The American Champion 8KCAB Decathlon and Super Decathlon are two-seat fixed conventional gear light airplanes designed for flight training and personal use and capable of sustaining aerobatic stresses between +6g and -5g. The Decathlon entered production in the United States in 1970 as a more powerful and stronger complement to the American Champion Citabria line of aircraft.
The Decathlon was designed by the Champion Aircraft Corporation, and is a derivative of the 7-series Citabrias. While the Citabria designs remain successful, and the introduction of the 7KCAB variant of the Citabria had added limited inverted flight capability, the Citabrias are not capable of "outside" maneuvers, those requiring significant negative-g loads. Pilots wanted an aircraft capable of more maneuvers, and Champion introduced the 8KCAB Decathlon in response to this demand.
The Decathlon traces its lineage back to the Aeronca Champ, by way of the Citabria. Like the Citabria, the Decathlon features tandem seating and center-stick controls. The fuselage and tail surfaces are constructed of welded metal tubing. The outer shape of the fuselage is created by a combination of wooden formers and longerons, covered with fabric. The cross-section of the metal fuselage truss is triangular, a design feature which can be traced back to the earliest Aeronca C-2 design of the late 1920s.
The strut-braced wings of the Decathlon are, like the fuselage and tail surfaces, fabric covered, using aluminum ribs. The wings of Champion and Bellanca Decathlons were built with wooden spars. American Champion has been using aluminum spars in the aircraft it has produced and has made the aluminum-spar wings available for retrofit installation on older aircraft. Compared to the Citabria’s wingspan of 33.5 feet (10.2 m), the Decathlon’s wingspan is shorter, at 32 feet (9.8 m). One of the major developments of the 8KCAB Decathlon over the 7KCAB Citabria is the Decathlon’s wing, which employs a semi-symmetrical airfoil, as opposed to the Citabria’s flat-bottomed airfoil. This change gives the Decathlon better inverted flight and negative-g maneuver capabilities.

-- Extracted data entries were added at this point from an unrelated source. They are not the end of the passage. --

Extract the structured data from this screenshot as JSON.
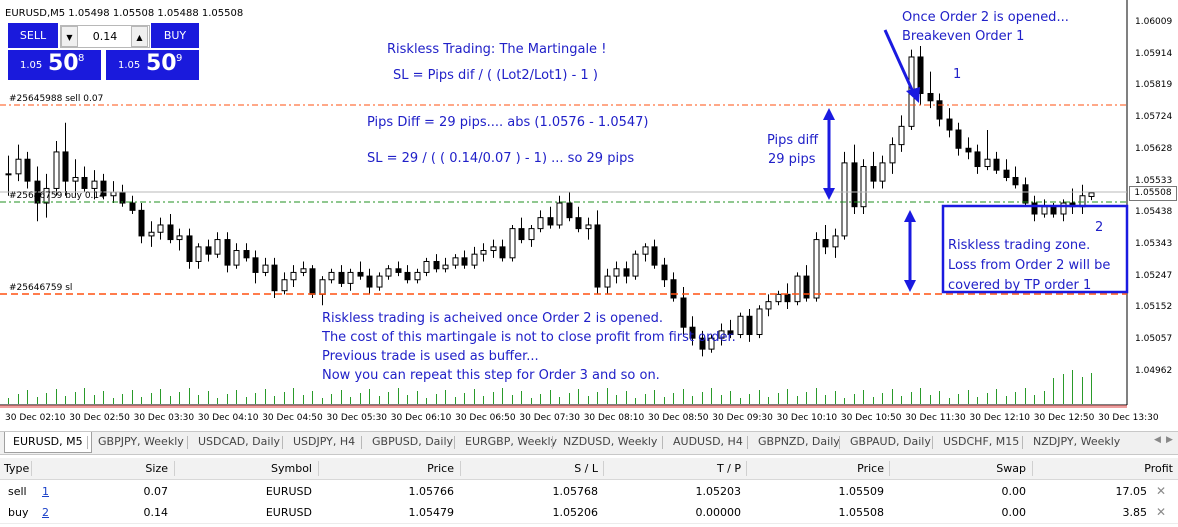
{
  "chart": {
    "symbol_title": "EURUSD,M5  1.05498 1.05508 1.05488 1.05508",
    "trade_panel": {
      "sell_label": "SELL",
      "buy_label": "BUY",
      "lot_value": "0.14",
      "down_arrow": "▼",
      "up_arrow": "▲",
      "sell_price": {
        "small": "1.05",
        "big": "50",
        "sup": "8"
      },
      "buy_price": {
        "small": "1.05",
        "big": "50",
        "sup": "9"
      }
    },
    "price_axis": [
      "1.06009",
      "1.05914",
      "1.05819",
      "1.05724",
      "1.05628",
      "1.05533",
      "1.05438",
      "1.05343",
      "1.05247",
      "1.05152",
      "1.05057",
      "1.04962"
    ],
    "current_price": "1.05508",
    "time_axis": [
      "30 Dec 02:10",
      "30 Dec 02:50",
      "30 Dec 03:30",
      "30 Dec 04:10",
      "30 Dec 04:50",
      "30 Dec 05:30",
      "30 Dec 06:10",
      "30 Dec 06:50",
      "30 Dec 07:30",
      "30 Dec 08:10",
      "30 Dec 08:50",
      "30 Dec 09:30",
      "30 Dec 10:10",
      "30 Dec 10:50",
      "30 Dec 11:30",
      "30 Dec 12:10",
      "30 Dec 12:50",
      "30 Dec 13:30"
    ],
    "order_lines": {
      "sell_label": "#25645988 sell 0.07",
      "buy_label": "#25646759 buy 0.14",
      "sl_label": "#25646759 sl",
      "sell_color": "#ff5010",
      "buy_color": "#209020",
      "sl_color": "#ff5010"
    },
    "annotations": {
      "title": "Riskless Trading: The Martingale !",
      "formula": "SL = Pips dif / ( (Lot2/Lot1) - 1 )",
      "pips_diff": "Pips Diff = 29 pips.... abs (1.0576 - 1.0547)",
      "sl_calc": "SL = 29 / ( ( 0.14/0.07 ) - 1) ... so 29 pips",
      "pips_label_1": "Pips diff",
      "pips_label_2": "29 pips",
      "order2_opened_1": "Once Order 2 is opened...",
      "order2_opened_2": "Breakeven Order 1",
      "order1_marker": "1",
      "order2_marker": "2",
      "zone_1": "Riskless trading zone.",
      "zone_2": "Loss from Order 2 will be",
      "zone_3": "covered by TP order 1",
      "note_1": "Riskless trading is acheived once Order 2 is opened.",
      "note_2": "The cost of this martingale is not to close profit from first order.",
      "note_3": "Previous trade is used as buffer...",
      "note_4": "Now you can repeat this step for Order 3 and so on.",
      "color": "#2020c8"
    },
    "chart_data": {
      "type": "candlestick",
      "symbol": "EURUSD",
      "timeframe": "M5",
      "ohlc_header": {
        "open": 1.05498,
        "high": 1.05508,
        "low": 1.05488,
        "close": 1.05508
      },
      "ylim": [
        1.049,
        1.061
      ],
      "candles": [
        [
          1.0556,
          1.0561,
          1.055,
          1.0556
        ],
        [
          1.0556,
          1.0564,
          1.0554,
          1.056
        ],
        [
          1.056,
          1.0562,
          1.0552,
          1.0554
        ],
        [
          1.0554,
          1.0558,
          1.0543,
          1.0548
        ],
        [
          1.0548,
          1.0556,
          1.0544,
          1.0552
        ],
        [
          1.0552,
          1.0565,
          1.055,
          1.0562
        ],
        [
          1.0562,
          1.057,
          1.055,
          1.0554
        ],
        [
          1.0554,
          1.056,
          1.055,
          1.0555
        ],
        [
          1.0555,
          1.0558,
          1.0551,
          1.0552
        ],
        [
          1.0552,
          1.0557,
          1.0549,
          1.0554
        ],
        [
          1.0554,
          1.0556,
          1.0549,
          1.055
        ],
        [
          1.055,
          1.0554,
          1.0548,
          1.0551
        ],
        [
          1.0551,
          1.0553,
          1.0547,
          1.0548
        ],
        [
          1.0548,
          1.055,
          1.0545,
          1.0546
        ],
        [
          1.0546,
          1.0548,
          1.0537,
          1.0539
        ],
        [
          1.0539,
          1.0543,
          1.0536,
          1.054
        ],
        [
          1.054,
          1.0544,
          1.0538,
          1.0542
        ],
        [
          1.0542,
          1.0545,
          1.0537,
          1.0538
        ],
        [
          1.0538,
          1.0541,
          1.0535,
          1.0539
        ],
        [
          1.0539,
          1.0541,
          1.053,
          1.0532
        ],
        [
          1.0532,
          1.0537,
          1.053,
          1.0536
        ],
        [
          1.0536,
          1.0538,
          1.0532,
          1.0534
        ],
        [
          1.0534,
          1.054,
          1.0533,
          1.0538
        ],
        [
          1.0538,
          1.054,
          1.0529,
          1.0531
        ],
        [
          1.0531,
          1.0537,
          1.053,
          1.0535
        ],
        [
          1.0535,
          1.0537,
          1.0532,
          1.0533
        ],
        [
          1.0533,
          1.0535,
          1.0526,
          1.0529
        ],
        [
          1.0529,
          1.0533,
          1.0528,
          1.0531
        ],
        [
          1.0531,
          1.0533,
          1.0522,
          1.0524
        ],
        [
          1.0524,
          1.0529,
          1.0523,
          1.0527
        ],
        [
          1.0527,
          1.0531,
          1.0525,
          1.0529
        ],
        [
          1.0529,
          1.0532,
          1.0528,
          1.053
        ],
        [
          1.053,
          1.0531,
          1.0522,
          1.0523
        ],
        [
          1.0523,
          1.0528,
          1.052,
          1.0527
        ],
        [
          1.0527,
          1.053,
          1.0526,
          1.0529
        ],
        [
          1.0529,
          1.0531,
          1.0525,
          1.0526
        ],
        [
          1.0526,
          1.053,
          1.0524,
          1.0529
        ],
        [
          1.0529,
          1.0532,
          1.0527,
          1.0528
        ],
        [
          1.0528,
          1.053,
          1.0523,
          1.0525
        ],
        [
          1.0525,
          1.0529,
          1.0524,
          1.0528
        ],
        [
          1.0528,
          1.0531,
          1.0527,
          1.053
        ],
        [
          1.053,
          1.0532,
          1.0528,
          1.0529
        ],
        [
          1.0529,
          1.0531,
          1.0526,
          1.0527
        ],
        [
          1.0527,
          1.053,
          1.0526,
          1.0529
        ],
        [
          1.0529,
          1.0533,
          1.0528,
          1.0532
        ],
        [
          1.0532,
          1.0534,
          1.0529,
          1.053
        ],
        [
          1.053,
          1.0533,
          1.0529,
          1.0531
        ],
        [
          1.0531,
          1.0534,
          1.053,
          1.0533
        ],
        [
          1.0533,
          1.0535,
          1.053,
          1.0531
        ],
        [
          1.0531,
          1.0536,
          1.053,
          1.0534
        ],
        [
          1.0534,
          1.0537,
          1.0532,
          1.0535
        ],
        [
          1.0535,
          1.0538,
          1.0533,
          1.0536
        ],
        [
          1.0536,
          1.0538,
          1.0532,
          1.0533
        ],
        [
          1.0533,
          1.0542,
          1.0532,
          1.0541
        ],
        [
          1.0541,
          1.0544,
          1.0537,
          1.0538
        ],
        [
          1.0538,
          1.0542,
          1.0536,
          1.0541
        ],
        [
          1.0541,
          1.0546,
          1.054,
          1.0544
        ],
        [
          1.0544,
          1.0547,
          1.0541,
          1.0542
        ],
        [
          1.0542,
          1.055,
          1.0541,
          1.0548
        ],
        [
          1.0548,
          1.0551,
          1.0543,
          1.0544
        ],
        [
          1.0544,
          1.0547,
          1.054,
          1.0541
        ],
        [
          1.0541,
          1.0544,
          1.0538,
          1.0542
        ],
        [
          1.0542,
          1.0546,
          1.0523,
          1.0525
        ],
        [
          1.0525,
          1.053,
          1.0523,
          1.0528
        ],
        [
          1.0528,
          1.0532,
          1.0526,
          1.053
        ],
        [
          1.053,
          1.0532,
          1.0526,
          1.0528
        ],
        [
          1.0528,
          1.0535,
          1.0527,
          1.0534
        ],
        [
          1.0534,
          1.0537,
          1.0532,
          1.0536
        ],
        [
          1.0536,
          1.0538,
          1.053,
          1.0531
        ],
        [
          1.0531,
          1.0533,
          1.0525,
          1.0527
        ],
        [
          1.0527,
          1.0529,
          1.0521,
          1.0522
        ],
        [
          1.0522,
          1.0525,
          1.0512,
          1.0514
        ],
        [
          1.0514,
          1.0517,
          1.0509,
          1.0511
        ],
        [
          1.0511,
          1.0513,
          1.0506,
          1.0508
        ],
        [
          1.0508,
          1.0512,
          1.0507,
          1.0511
        ],
        [
          1.0511,
          1.0515,
          1.0509,
          1.0513
        ],
        [
          1.0513,
          1.0516,
          1.0511,
          1.0512
        ],
        [
          1.0512,
          1.0518,
          1.0511,
          1.0517
        ],
        [
          1.0517,
          1.0519,
          1.051,
          1.0512
        ],
        [
          1.0512,
          1.052,
          1.0511,
          1.0519
        ],
        [
          1.0519,
          1.0523,
          1.0517,
          1.0521
        ],
        [
          1.0521,
          1.0524,
          1.052,
          1.0523
        ],
        [
          1.0523,
          1.0526,
          1.0519,
          1.0521
        ],
        [
          1.0521,
          1.0529,
          1.052,
          1.0528
        ],
        [
          1.0528,
          1.0531,
          1.0521,
          1.0522
        ],
        [
          1.0522,
          1.054,
          1.0521,
          1.0538
        ],
        [
          1.0538,
          1.0542,
          1.0534,
          1.0536
        ],
        [
          1.0536,
          1.0541,
          1.0533,
          1.0539
        ],
        [
          1.0539,
          1.0562,
          1.0538,
          1.0559
        ],
        [
          1.0559,
          1.0564,
          1.0545,
          1.0547
        ],
        [
          1.0547,
          1.056,
          1.0545,
          1.0558
        ],
        [
          1.0558,
          1.0562,
          1.0552,
          1.0554
        ],
        [
          1.0554,
          1.0561,
          1.0552,
          1.0559
        ],
        [
          1.0559,
          1.0566,
          1.0556,
          1.0564
        ],
        [
          1.0564,
          1.0572,
          1.0562,
          1.0569
        ],
        [
          1.0569,
          1.059,
          1.0568,
          1.0588
        ],
        [
          1.0588,
          1.0591,
          1.0575,
          1.0578
        ],
        [
          1.0578,
          1.0584,
          1.0574,
          1.0576
        ],
        [
          1.0576,
          1.0578,
          1.0569,
          1.0571
        ],
        [
          1.0571,
          1.0574,
          1.0566,
          1.0568
        ],
        [
          1.0568,
          1.057,
          1.0561,
          1.0563
        ],
        [
          1.0563,
          1.0566,
          1.056,
          1.0562
        ],
        [
          1.0562,
          1.0564,
          1.0556,
          1.0558
        ],
        [
          1.0558,
          1.0568,
          1.0557,
          1.056
        ],
        [
          1.056,
          1.0562,
          1.0556,
          1.0557
        ],
        [
          1.0557,
          1.056,
          1.0554,
          1.0555
        ],
        [
          1.0555,
          1.0558,
          1.0552,
          1.0553
        ],
        [
          1.0553,
          1.0555,
          1.0547,
          1.0548
        ],
        [
          1.0548,
          1.055,
          1.0543,
          1.0545
        ],
        [
          1.0545,
          1.0549,
          1.0544,
          1.0547
        ],
        [
          1.0547,
          1.0548,
          1.0544,
          1.0545
        ],
        [
          1.0545,
          1.0549,
          1.0543,
          1.0548
        ],
        [
          1.0548,
          1.0552,
          1.0545,
          1.0547
        ],
        [
          1.0547,
          1.0553,
          1.0545,
          1.055
        ],
        [
          1.05498,
          1.05508,
          1.05488,
          1.05508
        ]
      ]
    }
  },
  "tabs": [
    {
      "label": "EURUSD, M5",
      "active": true
    },
    {
      "label": "GBPJPY, Weekly"
    },
    {
      "label": "USDCAD, Daily"
    },
    {
      "label": "USDJPY, H4"
    },
    {
      "label": "GBPUSD, Daily"
    },
    {
      "label": "EURGBP, Weekly"
    },
    {
      "label": "NZDUSD, Weekly"
    },
    {
      "label": "AUDUSD, H4"
    },
    {
      "label": "GBPNZD, Daily"
    },
    {
      "label": "GBPAUD, Daily"
    },
    {
      "label": "USDCHF, M15"
    },
    {
      "label": "NZDJPY, Weekly"
    }
  ],
  "tab_nav": {
    "prev": "◀",
    "next": "▶"
  },
  "trades": {
    "headers": {
      "type": "Type",
      "size": "Size",
      "symbol": "Symbol",
      "price": "Price",
      "sl": "S / L",
      "tp": "T / P",
      "price2": "Price",
      "swap": "Swap",
      "profit": "Profit"
    },
    "rows": [
      {
        "type": "sell",
        "order": "1",
        "size": "0.07",
        "symbol": "EURUSD",
        "price": "1.05766",
        "sl": "1.05768",
        "tp": "1.05203",
        "price2": "1.05509",
        "swap": "0.00",
        "profit": "17.05",
        "close": "✕"
      },
      {
        "type": "buy",
        "order": "2",
        "size": "0.14",
        "symbol": "EURUSD",
        "price": "1.05479",
        "sl": "1.05206",
        "tp": "0.00000",
        "price2": "1.05508",
        "swap": "0.00",
        "profit": "3.85",
        "close": "✕"
      }
    ]
  }
}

The landing gear of the Decathlon is in a conventional arrangement. The main gear legs of most Decathlons are made of spring steel, though American Champion began to use aluminum gear legs in 2004.
Like the 7KCAB, the engine of the 8KCAB has a fuel injection system, as opposed to a carburetor. To facilitate negative-g flight, the fuel system incorporates a 1.5 gallon header tank beneath the instrument panel, and the engine is fitted with a Christen Industries inverted oil system.
Champion and Bellanca built the Decathlon with several Lycoming IO-320 engine variants, all of 150 horsepower (110 kW), and with the choice of a fixed-pitch or constant speed propeller. The major improvement in Bellanca’s introduction of the Super Decathlon was the change of engine to the Lycoming AEIO-360-H1A or –H1B, both of 180 horsepower (130 kW), which was accompanied by a selection of constant speed propellers. The American Champion Super Decathlon uses the AEIO-360-H1B, along with a constant speed propeller.